On Wednesday night, ~75 futurists gathered for an engaging meet-up at Public Bar in Washington, DC. Patrick Tucker (@TheYear2030), senior editor of THE FUTURIST magazine, spoke briefly, as I had invited him to share a little about his experiences while on assignment in Japan during the past six months.

In an email response to Shashi Bellamkonda (who snapped some fun photos of the evening) on why he ventured to Japan, Patrick wrote:

…in searching for a picture of what the United States will look like in 2050, don’t look to China.  The story of the emerging superpower is one we’ve already lived.  China will industrialize, build factories, grow its middle class, and assert its interests on the international stage.  For all the menace that Washington projects onto the government in Beijing, too often we forget that China ’s ascent is the story of  America’s rise a century ago.  A more accurate picture of our later 21st Century might be found in Japan, a nation grappling with enormous national debt, insufficient natural resources, waning geopolitical influence, and the oldest population in the Industrialized world; 22% of the country is older than 65.
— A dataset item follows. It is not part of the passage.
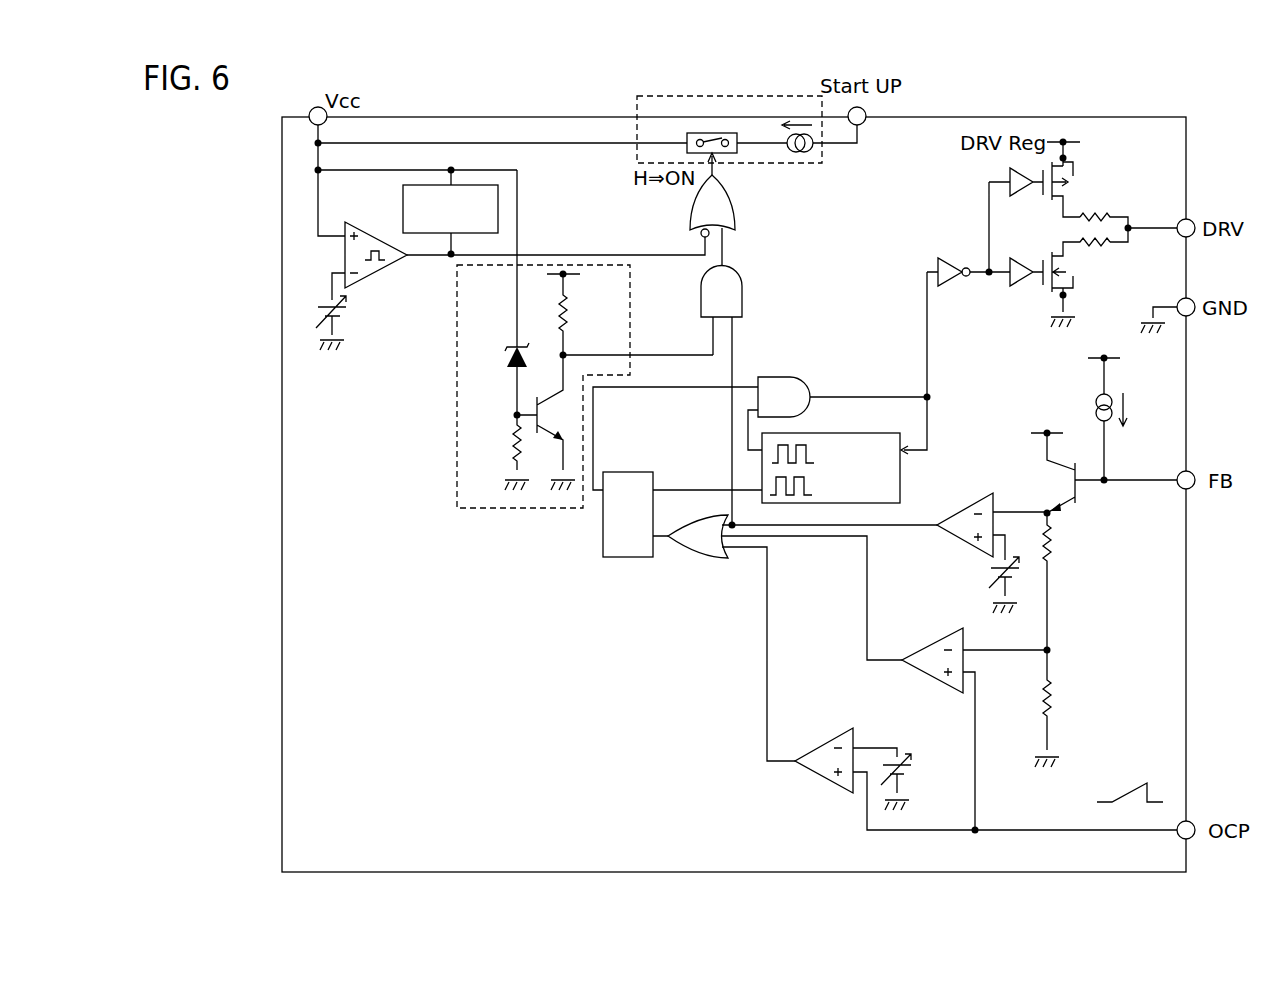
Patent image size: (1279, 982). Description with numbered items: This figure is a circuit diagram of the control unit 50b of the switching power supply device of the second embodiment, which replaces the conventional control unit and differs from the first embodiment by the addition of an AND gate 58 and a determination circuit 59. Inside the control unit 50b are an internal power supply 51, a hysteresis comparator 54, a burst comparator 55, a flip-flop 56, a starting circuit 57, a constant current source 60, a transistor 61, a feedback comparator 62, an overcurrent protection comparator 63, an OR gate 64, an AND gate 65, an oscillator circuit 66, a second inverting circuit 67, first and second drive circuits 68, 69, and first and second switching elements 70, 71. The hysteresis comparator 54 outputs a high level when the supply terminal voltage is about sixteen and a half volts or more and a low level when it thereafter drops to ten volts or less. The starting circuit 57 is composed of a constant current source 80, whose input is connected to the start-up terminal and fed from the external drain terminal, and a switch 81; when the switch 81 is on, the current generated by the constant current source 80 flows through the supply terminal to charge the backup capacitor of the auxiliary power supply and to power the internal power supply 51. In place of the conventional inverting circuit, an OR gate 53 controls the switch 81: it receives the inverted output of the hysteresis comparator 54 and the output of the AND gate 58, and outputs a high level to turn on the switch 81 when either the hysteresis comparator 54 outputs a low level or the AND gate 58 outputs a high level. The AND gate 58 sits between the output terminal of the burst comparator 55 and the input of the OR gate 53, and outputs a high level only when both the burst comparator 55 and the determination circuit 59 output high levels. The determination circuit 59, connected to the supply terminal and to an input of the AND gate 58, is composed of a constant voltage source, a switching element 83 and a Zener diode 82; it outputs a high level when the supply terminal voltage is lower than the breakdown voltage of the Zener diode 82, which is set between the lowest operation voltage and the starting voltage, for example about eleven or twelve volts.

Japan is still the future. But the future is not what it was.

Japan’s aging and shrinking population is a lethal combination for economic growth according to many outside observers. Older populations draw down savings rather than reinvest, and they strain public services and government budgets, a particular worry in Japan where the debt to GDP ratio is above 200%.

Japan, however, is also a world leader in green product design, hardware design, and personal robotics.  In the coming decade, Japan will leverage its technology and design strengths in an attempt overcome its economic and demographic challenges.  Japan’s success or failure in this effort will be instructive for other developed economies with aging populations.
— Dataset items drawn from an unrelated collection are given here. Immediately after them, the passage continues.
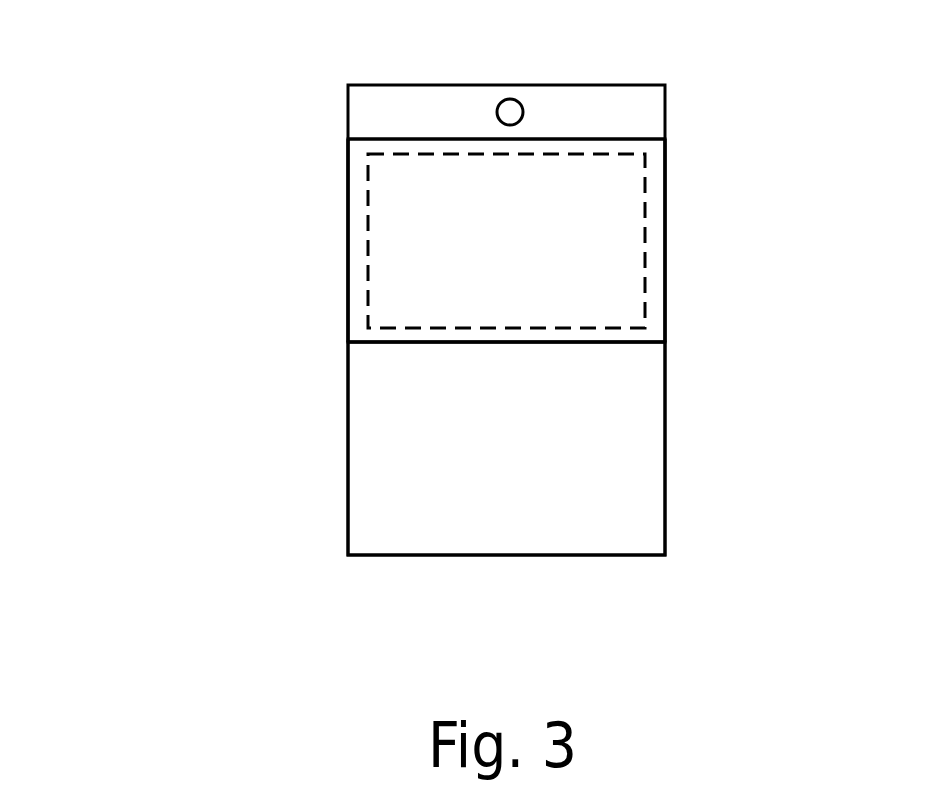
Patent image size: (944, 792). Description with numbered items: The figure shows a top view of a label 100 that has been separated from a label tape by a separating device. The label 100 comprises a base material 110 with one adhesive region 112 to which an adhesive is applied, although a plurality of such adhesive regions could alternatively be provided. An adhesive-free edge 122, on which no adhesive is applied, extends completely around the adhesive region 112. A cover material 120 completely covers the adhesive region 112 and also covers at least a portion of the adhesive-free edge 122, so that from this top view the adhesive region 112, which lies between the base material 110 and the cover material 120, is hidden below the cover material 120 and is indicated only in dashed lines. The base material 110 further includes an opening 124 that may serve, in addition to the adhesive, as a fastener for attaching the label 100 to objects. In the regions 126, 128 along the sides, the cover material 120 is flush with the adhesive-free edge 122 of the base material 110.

The label 100 is at (152, 149).
The base material 110 is at (387, 494).
The adhesive region 112 is at (405, 183).
The cover material 120 is at (357, 317).
The adhesive-free edge 122 is at (590, 135).
The opening 124 is at (510, 110).
The region 126 is at (333, 285).
The region 128 is at (688, 193).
As someone who follows technology and innovation closely, Japan is exceptionally interesting – for its cultural tradition, discipline and honor, for its love of nature in its reverence for trees and seasons, and for its exuberant development of robots. Now, in the aftermath of the earthquake and tsunami that disabled the Fukushima I Nuclear Power Plant, I’m even more interested in how this country will lead the way in energy innovation (for example, read  how one Japanese company is pursuing a plan to harvest solar energy from the moon). And more importantly, how the United States will partner in these endeavors.